Before entering the theatre this morning, I still had zero idea as to what this film was about and to be honest, my ignorant bliss definitely jacked up my viewing experience. So I will do my best to be vague here in the name of doing the same service for you. CHANGELING was a dramatic thriller (and semi mystery) that took me for a bumpy and emotionally charged ride. Based on a true story (sad to think that something this horrible went down in the simpler times that were the 20’s), CHANGELING faultlessly reflected its period (I adored the attention to details when it came to the sets/costumes), political climate and the police corruption that came with it. With that said, the flick was first and foremost a gripping character driven piece (and study) having to do with a woman’s, scratch that, a MOTHER'S ordeal.

I actually got shades of ROCKY while watching this one. Not that Jolie slipped on boxing gloves and went to town on her persecutors, but in the sense that her character had the odds stacked against her (remember the flick is set in 20’s – women’s lib hit in the mid 70’s) but she still wouldn’t stop fighting. Big props to Angelina Jolie, for what is easily the best performance of career (although I will always have a soft spot for her sexy romp in GIA). Strong, endearing, vulnerable, Jolie tackled her layered role like a champ, communicated her character's evolution to a T and had me rooting for her the whole way. What a performance!

Visually, Eastwood was on top of his game (and I got 5 dollars and 69 cents that the Academy will be knocking on his door for this one), offering up a rich, colorful yet somehow still oppressive show (yep, the man's got skills behind the lens) that kept my retinas where they belonged – on the screen. The same can be said about the stellar score at hand (composed by The Man With No Name himself). It effortlessly supported and often elevated the film’s emotional core like all potent score’s should.

On a slight negative note, the film did lose some steam at certain points and I felt it. The words “get on with it already” popped in my mind a couple of times. In my opinion, it could’ve had 15 minutes or so shaved off its back in the name of pacing. Finally, a handful of the side characters had paper and thin written all of them. Granted, they served their purpose when it came to helping move the story forward but I can’t say the characters themselves were too memorable.
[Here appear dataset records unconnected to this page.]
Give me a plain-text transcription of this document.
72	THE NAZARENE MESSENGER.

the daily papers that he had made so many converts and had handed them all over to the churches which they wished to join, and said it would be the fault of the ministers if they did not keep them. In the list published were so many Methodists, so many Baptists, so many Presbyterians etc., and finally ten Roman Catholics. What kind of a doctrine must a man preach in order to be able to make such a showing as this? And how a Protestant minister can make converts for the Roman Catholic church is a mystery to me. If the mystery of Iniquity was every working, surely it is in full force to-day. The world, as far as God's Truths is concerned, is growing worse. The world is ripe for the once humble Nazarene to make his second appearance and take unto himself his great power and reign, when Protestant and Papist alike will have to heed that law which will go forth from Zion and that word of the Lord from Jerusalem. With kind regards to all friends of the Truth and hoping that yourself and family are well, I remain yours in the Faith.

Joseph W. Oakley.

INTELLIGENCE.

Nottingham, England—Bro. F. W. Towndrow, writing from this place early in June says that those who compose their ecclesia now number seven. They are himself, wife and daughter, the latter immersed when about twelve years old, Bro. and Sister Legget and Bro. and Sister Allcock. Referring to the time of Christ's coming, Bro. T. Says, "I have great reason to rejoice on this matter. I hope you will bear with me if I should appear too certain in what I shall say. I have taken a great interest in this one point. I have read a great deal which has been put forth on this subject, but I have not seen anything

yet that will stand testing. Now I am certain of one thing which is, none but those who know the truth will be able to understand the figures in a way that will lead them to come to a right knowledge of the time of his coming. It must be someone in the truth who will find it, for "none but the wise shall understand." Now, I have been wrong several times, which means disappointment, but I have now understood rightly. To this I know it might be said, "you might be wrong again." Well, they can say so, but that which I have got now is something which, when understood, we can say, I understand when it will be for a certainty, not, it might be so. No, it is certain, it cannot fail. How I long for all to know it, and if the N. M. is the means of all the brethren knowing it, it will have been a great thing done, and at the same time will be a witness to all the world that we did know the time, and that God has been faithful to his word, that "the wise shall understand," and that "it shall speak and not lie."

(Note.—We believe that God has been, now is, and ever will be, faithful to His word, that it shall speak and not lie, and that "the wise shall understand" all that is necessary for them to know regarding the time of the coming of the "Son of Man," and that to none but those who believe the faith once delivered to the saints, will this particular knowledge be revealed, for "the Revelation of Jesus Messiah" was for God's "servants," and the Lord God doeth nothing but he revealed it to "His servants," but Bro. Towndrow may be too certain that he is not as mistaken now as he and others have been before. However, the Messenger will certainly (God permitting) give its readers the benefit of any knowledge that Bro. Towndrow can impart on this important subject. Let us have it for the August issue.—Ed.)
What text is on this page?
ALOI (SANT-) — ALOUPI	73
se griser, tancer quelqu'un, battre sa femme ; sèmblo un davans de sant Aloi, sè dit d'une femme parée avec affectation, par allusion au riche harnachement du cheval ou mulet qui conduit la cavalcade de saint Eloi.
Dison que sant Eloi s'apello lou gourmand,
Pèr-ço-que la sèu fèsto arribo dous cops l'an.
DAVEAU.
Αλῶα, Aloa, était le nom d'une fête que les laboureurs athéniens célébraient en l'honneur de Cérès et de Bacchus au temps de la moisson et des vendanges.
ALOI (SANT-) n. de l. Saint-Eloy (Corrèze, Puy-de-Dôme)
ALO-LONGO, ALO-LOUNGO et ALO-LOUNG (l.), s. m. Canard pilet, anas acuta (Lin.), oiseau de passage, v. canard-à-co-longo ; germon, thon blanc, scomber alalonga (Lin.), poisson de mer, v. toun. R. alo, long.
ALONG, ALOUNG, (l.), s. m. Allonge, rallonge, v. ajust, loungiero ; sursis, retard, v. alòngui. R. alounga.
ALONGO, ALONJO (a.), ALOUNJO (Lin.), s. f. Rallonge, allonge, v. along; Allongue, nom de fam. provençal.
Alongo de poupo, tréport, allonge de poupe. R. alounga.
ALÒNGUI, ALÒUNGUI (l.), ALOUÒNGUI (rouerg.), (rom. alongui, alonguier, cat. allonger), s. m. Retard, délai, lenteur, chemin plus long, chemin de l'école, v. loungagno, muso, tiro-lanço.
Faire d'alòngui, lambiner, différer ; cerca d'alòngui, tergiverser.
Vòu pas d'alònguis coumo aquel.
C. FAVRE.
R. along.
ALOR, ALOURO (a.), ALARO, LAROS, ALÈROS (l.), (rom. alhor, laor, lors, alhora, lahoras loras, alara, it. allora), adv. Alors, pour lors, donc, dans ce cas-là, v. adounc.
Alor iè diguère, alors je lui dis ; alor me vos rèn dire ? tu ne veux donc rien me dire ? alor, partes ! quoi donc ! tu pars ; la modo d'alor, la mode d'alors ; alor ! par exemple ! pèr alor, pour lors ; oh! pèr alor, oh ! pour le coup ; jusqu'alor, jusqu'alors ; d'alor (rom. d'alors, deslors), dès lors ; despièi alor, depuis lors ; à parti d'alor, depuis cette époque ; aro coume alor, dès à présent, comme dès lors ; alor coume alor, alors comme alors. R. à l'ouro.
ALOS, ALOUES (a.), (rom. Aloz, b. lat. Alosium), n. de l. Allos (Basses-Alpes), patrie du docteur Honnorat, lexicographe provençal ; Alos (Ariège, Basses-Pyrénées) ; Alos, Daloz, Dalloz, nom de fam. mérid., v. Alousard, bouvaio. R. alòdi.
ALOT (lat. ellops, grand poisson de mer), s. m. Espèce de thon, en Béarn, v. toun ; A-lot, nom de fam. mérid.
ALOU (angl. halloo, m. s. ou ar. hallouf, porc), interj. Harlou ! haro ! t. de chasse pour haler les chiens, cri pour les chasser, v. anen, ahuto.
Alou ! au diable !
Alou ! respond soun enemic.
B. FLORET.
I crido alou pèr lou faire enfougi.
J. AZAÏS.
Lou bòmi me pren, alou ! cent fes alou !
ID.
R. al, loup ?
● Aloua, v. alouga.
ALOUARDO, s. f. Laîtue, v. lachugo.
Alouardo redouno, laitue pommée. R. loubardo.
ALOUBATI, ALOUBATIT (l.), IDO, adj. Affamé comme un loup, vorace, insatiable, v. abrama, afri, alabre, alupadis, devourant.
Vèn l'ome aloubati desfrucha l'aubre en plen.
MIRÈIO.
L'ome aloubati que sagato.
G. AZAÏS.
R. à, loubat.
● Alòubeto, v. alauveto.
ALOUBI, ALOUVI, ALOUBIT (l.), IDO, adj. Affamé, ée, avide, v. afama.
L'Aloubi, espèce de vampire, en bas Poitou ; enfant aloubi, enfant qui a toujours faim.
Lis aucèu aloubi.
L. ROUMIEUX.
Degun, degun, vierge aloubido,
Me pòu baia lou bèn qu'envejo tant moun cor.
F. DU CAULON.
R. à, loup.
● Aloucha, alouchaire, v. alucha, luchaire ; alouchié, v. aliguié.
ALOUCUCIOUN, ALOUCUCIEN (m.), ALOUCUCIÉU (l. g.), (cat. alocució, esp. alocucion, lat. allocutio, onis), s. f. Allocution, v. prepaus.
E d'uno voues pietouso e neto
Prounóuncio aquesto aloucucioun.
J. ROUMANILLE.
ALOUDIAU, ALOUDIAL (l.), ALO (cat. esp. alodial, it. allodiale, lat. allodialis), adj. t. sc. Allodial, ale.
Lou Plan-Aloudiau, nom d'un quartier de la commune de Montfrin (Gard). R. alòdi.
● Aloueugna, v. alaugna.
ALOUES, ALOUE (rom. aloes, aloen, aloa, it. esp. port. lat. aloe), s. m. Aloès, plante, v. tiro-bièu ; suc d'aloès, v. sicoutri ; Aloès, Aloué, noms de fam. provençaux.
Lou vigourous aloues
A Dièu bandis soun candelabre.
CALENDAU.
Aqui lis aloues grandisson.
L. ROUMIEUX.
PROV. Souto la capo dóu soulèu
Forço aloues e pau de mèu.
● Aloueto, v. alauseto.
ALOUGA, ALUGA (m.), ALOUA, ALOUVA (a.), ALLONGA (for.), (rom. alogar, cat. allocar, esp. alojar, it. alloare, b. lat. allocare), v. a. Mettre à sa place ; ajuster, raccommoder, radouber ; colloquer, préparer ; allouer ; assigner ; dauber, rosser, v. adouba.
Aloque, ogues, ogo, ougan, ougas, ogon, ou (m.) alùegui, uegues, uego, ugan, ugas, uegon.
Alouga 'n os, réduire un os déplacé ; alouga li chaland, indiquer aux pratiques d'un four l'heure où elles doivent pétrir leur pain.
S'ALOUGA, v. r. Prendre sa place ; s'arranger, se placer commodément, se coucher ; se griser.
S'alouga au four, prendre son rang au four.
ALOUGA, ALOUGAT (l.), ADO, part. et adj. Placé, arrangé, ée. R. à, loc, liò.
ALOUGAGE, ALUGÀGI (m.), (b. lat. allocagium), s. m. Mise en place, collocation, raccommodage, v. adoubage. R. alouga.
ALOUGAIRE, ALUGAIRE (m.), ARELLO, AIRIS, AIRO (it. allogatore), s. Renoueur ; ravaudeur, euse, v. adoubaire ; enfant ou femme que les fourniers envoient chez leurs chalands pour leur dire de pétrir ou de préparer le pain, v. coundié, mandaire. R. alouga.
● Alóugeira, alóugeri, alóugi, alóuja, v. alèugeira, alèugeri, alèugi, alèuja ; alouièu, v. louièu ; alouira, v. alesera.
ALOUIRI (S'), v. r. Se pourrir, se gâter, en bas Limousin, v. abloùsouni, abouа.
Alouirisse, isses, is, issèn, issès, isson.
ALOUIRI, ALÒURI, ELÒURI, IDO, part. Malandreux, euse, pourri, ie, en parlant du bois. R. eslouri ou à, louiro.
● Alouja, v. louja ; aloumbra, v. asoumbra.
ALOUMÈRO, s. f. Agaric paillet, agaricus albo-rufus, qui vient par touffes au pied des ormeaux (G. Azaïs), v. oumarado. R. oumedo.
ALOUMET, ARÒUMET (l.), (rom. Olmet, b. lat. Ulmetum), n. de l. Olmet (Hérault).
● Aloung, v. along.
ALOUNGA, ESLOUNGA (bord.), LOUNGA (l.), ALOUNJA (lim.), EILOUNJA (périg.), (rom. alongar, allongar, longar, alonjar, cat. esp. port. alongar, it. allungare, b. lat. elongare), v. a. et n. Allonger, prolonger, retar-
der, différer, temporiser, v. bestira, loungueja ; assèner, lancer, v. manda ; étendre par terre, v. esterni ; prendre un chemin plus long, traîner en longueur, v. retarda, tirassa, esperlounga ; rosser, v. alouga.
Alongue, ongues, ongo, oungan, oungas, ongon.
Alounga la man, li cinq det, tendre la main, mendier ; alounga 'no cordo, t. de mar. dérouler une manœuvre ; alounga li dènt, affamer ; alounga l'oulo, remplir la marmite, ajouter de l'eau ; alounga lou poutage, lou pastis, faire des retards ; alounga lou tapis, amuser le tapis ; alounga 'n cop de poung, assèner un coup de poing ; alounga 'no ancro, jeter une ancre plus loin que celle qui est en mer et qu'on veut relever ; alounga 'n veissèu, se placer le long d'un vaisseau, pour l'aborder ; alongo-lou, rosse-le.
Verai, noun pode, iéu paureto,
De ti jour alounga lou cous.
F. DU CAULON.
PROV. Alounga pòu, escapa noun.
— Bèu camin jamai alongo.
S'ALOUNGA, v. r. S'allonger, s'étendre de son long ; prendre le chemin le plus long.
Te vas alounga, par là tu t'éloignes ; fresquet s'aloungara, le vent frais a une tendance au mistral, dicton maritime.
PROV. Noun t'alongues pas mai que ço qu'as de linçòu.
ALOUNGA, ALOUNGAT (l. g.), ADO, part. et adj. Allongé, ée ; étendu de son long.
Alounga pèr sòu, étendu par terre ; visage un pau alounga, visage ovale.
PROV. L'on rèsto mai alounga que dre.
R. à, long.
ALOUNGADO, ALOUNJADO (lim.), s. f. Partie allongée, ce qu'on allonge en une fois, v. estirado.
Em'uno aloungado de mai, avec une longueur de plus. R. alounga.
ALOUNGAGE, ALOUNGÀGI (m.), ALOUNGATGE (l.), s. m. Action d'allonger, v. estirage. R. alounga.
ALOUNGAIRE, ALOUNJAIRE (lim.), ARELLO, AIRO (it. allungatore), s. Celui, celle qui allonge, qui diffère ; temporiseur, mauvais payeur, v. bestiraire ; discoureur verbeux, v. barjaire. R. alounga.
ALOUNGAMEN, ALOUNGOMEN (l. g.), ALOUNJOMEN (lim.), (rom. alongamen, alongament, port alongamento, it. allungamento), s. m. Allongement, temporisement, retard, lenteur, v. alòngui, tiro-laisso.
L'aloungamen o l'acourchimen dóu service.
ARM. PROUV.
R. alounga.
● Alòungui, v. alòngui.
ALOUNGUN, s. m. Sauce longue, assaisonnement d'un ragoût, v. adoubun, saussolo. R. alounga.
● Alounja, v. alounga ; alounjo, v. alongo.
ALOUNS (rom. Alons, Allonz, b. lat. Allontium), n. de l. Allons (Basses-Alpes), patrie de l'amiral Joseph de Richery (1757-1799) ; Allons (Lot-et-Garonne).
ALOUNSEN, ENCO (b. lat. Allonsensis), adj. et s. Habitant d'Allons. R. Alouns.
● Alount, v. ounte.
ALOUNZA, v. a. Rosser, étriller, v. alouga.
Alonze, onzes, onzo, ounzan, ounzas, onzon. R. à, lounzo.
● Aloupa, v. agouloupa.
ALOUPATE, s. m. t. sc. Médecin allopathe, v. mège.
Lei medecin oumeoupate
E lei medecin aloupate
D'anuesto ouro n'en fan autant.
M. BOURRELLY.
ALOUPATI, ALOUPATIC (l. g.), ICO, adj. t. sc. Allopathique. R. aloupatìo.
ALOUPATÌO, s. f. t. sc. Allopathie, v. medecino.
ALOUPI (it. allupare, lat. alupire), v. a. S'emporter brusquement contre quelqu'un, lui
Thank Zeus for the fine casting, which often made the one note characters more interesting than they should've been.

On the whole, CHANGELING was a well written (screenwriter J. Michael Straczynski really aced this one), superbly acted (next to Jolie, Amy Ryan impressed me the most here) and wholly engaging piece of celluloid drama. It was a rough way to start the day but I esteemed the rewarding pummeling none the less.